Le vittorie iniziali della Germania di Adolf Hitler nella Seconda Guerra Mondiale illusero Benito Mussolini di poter ottenere importanti vantaggi con la partecipazione a un conflitto breve.
La mattina del 10 Giugno 1940 Galeazzo Ciano, genero di Mussolini nonché Ministro degli Esteri del governo fascista, consegnava la dichiarazione di guerra agli ambasciatori di Francia e Gran Bretagna. Alle ore diciotto dello stesso giorno, dal balcone di Palazzo Venezia, di fronte a una folla entusiasta, il Duce in persona annunciava ufficialmente quanto era ormai stato stabilito:
"...Uomini e donne d'Italia, dell'Impero e del Regno d'Albania! Ascoltate! Un'ora segnata dal destino batte nel cielo della nostra patria. L'ora delle decisioni irrevocabili. La dichiarazione di guerra è già stata consegnata agli ambasciatori di Gran Bretagna e della Francia... La parola d'ordine è una sola, categorica e impegnativa per tutti. Essa trasvola e accende i cuori dalle Alpi all'Oceano Indiano: vincere! E vinceremo, per dare finalmente un lungo periodo di pace con la giustizia all'Italia, all'Europa, al mondo. Popolo italiano! Corri alle armi, e dimostra la tua tenacia, il tuo coraggio, il tuo valore!"

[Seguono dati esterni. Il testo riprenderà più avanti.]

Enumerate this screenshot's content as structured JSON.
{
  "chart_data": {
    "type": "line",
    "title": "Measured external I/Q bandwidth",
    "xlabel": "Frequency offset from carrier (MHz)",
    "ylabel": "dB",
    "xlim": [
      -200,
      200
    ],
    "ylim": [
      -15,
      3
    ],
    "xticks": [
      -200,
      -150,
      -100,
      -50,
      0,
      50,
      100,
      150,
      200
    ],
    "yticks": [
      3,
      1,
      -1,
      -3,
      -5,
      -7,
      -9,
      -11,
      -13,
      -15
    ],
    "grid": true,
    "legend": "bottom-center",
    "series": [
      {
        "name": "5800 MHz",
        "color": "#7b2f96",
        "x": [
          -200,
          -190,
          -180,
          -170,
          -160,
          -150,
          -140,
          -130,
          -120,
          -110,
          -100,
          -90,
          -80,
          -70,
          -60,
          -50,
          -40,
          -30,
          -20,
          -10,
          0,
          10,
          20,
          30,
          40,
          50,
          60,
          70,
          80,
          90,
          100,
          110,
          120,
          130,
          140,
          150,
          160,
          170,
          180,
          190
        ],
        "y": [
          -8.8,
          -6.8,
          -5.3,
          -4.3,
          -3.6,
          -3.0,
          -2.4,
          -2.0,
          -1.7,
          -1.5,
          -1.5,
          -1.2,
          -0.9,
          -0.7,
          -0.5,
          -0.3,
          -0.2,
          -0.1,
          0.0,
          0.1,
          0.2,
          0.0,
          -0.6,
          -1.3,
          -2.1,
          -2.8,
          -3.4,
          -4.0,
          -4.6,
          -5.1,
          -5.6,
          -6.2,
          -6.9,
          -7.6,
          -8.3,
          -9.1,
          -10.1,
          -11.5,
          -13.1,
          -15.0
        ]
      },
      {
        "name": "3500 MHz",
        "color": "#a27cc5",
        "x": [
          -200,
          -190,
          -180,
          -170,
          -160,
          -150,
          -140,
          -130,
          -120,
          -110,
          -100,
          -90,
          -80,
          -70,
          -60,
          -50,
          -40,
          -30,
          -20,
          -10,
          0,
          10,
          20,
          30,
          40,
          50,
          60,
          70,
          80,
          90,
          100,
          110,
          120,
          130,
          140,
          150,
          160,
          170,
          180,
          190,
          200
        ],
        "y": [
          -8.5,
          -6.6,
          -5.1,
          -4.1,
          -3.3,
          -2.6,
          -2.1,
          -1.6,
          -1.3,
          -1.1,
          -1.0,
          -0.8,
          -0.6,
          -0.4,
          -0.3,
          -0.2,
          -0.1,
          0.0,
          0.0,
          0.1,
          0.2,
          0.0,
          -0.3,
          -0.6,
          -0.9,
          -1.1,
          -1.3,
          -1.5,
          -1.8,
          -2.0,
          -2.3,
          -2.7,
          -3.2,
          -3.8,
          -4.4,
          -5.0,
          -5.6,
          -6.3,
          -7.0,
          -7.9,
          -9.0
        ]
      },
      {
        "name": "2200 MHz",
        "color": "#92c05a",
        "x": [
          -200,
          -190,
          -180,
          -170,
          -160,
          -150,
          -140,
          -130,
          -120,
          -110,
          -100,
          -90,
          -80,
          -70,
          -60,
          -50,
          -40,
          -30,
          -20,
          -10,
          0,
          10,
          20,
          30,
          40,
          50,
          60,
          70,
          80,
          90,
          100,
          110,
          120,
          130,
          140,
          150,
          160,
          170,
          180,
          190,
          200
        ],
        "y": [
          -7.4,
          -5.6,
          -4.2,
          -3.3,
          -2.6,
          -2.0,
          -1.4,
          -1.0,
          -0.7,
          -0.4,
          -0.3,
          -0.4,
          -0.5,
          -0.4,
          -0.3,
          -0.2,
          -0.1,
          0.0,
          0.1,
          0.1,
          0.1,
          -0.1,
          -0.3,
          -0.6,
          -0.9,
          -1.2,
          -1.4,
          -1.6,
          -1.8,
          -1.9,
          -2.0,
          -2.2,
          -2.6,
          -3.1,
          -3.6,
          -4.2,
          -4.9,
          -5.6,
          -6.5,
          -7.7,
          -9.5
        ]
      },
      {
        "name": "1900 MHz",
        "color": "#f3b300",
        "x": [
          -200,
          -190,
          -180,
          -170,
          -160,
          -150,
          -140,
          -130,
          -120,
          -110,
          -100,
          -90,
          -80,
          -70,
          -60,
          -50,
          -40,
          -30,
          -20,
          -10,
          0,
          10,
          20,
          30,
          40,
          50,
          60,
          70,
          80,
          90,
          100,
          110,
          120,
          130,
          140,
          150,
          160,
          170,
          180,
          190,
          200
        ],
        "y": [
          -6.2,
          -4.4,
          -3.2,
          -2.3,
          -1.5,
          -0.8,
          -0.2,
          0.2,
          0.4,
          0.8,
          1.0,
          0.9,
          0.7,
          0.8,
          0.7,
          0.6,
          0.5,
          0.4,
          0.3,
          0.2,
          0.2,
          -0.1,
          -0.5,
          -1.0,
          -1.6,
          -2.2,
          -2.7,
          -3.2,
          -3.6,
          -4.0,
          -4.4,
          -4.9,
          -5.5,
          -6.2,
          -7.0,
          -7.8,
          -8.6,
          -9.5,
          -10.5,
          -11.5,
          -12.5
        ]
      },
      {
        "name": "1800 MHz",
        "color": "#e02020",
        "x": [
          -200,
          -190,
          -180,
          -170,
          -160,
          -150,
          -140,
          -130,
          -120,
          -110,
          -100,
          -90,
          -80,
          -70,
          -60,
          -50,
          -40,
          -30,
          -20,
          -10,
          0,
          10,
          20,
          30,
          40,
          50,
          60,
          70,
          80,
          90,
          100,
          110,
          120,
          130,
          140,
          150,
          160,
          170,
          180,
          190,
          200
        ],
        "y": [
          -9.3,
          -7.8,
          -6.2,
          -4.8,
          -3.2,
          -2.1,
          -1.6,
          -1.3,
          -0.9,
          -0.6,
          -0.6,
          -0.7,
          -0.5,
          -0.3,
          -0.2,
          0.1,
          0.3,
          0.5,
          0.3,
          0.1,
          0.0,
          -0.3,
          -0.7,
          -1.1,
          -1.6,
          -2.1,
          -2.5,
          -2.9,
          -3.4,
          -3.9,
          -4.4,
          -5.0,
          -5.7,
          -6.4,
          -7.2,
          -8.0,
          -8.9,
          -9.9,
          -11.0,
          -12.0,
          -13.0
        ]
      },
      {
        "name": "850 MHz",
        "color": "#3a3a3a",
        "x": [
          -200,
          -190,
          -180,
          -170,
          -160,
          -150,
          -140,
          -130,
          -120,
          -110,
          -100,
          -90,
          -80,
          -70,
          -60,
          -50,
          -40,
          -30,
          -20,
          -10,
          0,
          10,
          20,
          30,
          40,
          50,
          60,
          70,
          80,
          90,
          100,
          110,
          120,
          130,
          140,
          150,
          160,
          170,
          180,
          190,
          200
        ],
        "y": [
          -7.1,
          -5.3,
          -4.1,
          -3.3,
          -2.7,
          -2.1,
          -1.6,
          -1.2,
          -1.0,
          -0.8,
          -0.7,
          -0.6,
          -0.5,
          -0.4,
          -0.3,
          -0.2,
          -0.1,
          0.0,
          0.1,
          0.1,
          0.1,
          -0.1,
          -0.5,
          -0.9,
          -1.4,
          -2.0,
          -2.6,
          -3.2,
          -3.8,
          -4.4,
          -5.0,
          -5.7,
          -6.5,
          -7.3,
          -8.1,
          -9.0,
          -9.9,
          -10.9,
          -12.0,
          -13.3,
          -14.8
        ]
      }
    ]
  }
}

Il significato di tali parole era chiaro a tutti: l'Italia entrava in guerra a fianco della Germania hitleriana, contro la Francia e l'Inghilterra. La guerra scoppiata nel Settembre precedente, con l'invasione nazista della Polonia, si allargava ulteriormente. Molti erano stati i dubbi e i tormenti della classe dirigente italiana, forti anche le perplessità dei vertici militari. Lo stesso Mussolini visse lunghe e dolorose lacerazioni, ma alla fine cedette e scelse l'opzione bellica; a spingerlo, non solo le minacce più o meno velate dell'alleato Hitler, ma anche i trionfi della macchina da guerra tedesca, capace in poche settimane di occupare Polonia, Norvegia e Danimarca, e di sferrare un attacco inarrestabile sul fronte occidentale; attacco che stava portando rapidamente la Francia al disastro. Il Duce era convinto che la guerra fosse già alle ultime battute e che essa avrebbe portato, in breve tempo, a una pace generalizzata. Questo calcolo rafforzò ulteriormente la sua convinzione della necessità di un diretto contributo italiano al conflitto, pena lo scadimento dell'Italia a potenza "vassalla" in un'Europa ridisegnata dai nazisti vincitori. In un promemoria, Mussolini stendeva e pianificava tale decisiva convinzione, introducendo il concetto di "guerra parallela": l'Italia avrebbe combattuto insieme ai Tedeschi, ma perseguendo obiettivi autonomi. Lo scopo era crearsi una sfera egemonica in Africa e nel Mediterraneo; sfera poi da far riconoscere al futuro tavolo di negoziato.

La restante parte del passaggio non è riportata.